Public buses are notoriously unreliable - not turning up, getting diverted, running late, running early so he misses it. What if he lost his bus pass and the bus driver wouldn't let him on? School buses at least have a proper duty of care.

If there was a diversion, would your son know the next best place to get off and then how to get home? If he didn't have his pass, what could happen while he was stuck at the bus stop - even assuming you answered your phone and then went to get him.

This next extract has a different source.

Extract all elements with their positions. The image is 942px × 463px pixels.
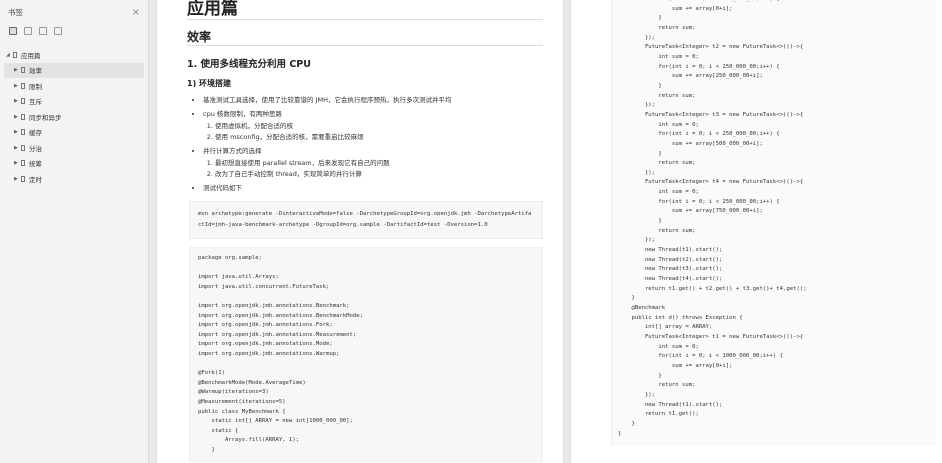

I'd honestly rather get him cycling that distance than a public bus, they just seem so unreliable whenever I catch them.

JustLyra · 11/10/2021 19:33

Well I think my children’s school would be different tbh, you can’t speak for every school, I was in reception earlier and they wouldn’t even let a 4 year old go out with her 15 year old sister because she had to be 16. Schools are different believe it or not

@TurnUpTurnip

There's no need to be snippy. I'm well aware that schools are different, however legalities are the same.

If a parent tells a school to release their child the school, legally, has two options. Release the child as requested by the parent or contact social services if they feel it is unsafe. If social services decline to be interested - which they would in the vast majority of cases - they have no choice.

The only option schools have is to have policies which they request parents follow. They may make them sound like rules that parents have no choice but to follow, but they're not. They rely on parents not challenging them.

SprinkledGlitter · 11/10/2021 19:34

No, it's not a good idea. He is surely one of the most precious people in your life and there's too much potential for things to go wrong.

Why can't you to the school run whilst pregnant? Surely it's easier for you as a pregnant woman to do the school run with him, than it is for your son to do as an 8 year old by himself? He doesn't have the life experience of an adult and it's too much to put on his shoulders.

It just makes me think of Darren Vickers too. It's very unusual but terrible things can, and do, happen to children travelling on their own.

I wouldn't.

VaguelyInteresting · 11/10/2021 19:34

I think in year 6 it’s probably good to get them ready for secondary school journeys which are usually taken alone, so it’s not a massive shock to the system.

But there’s a huuuuuge difference between kids at 8 and 10/11, so I don’t think I would, no.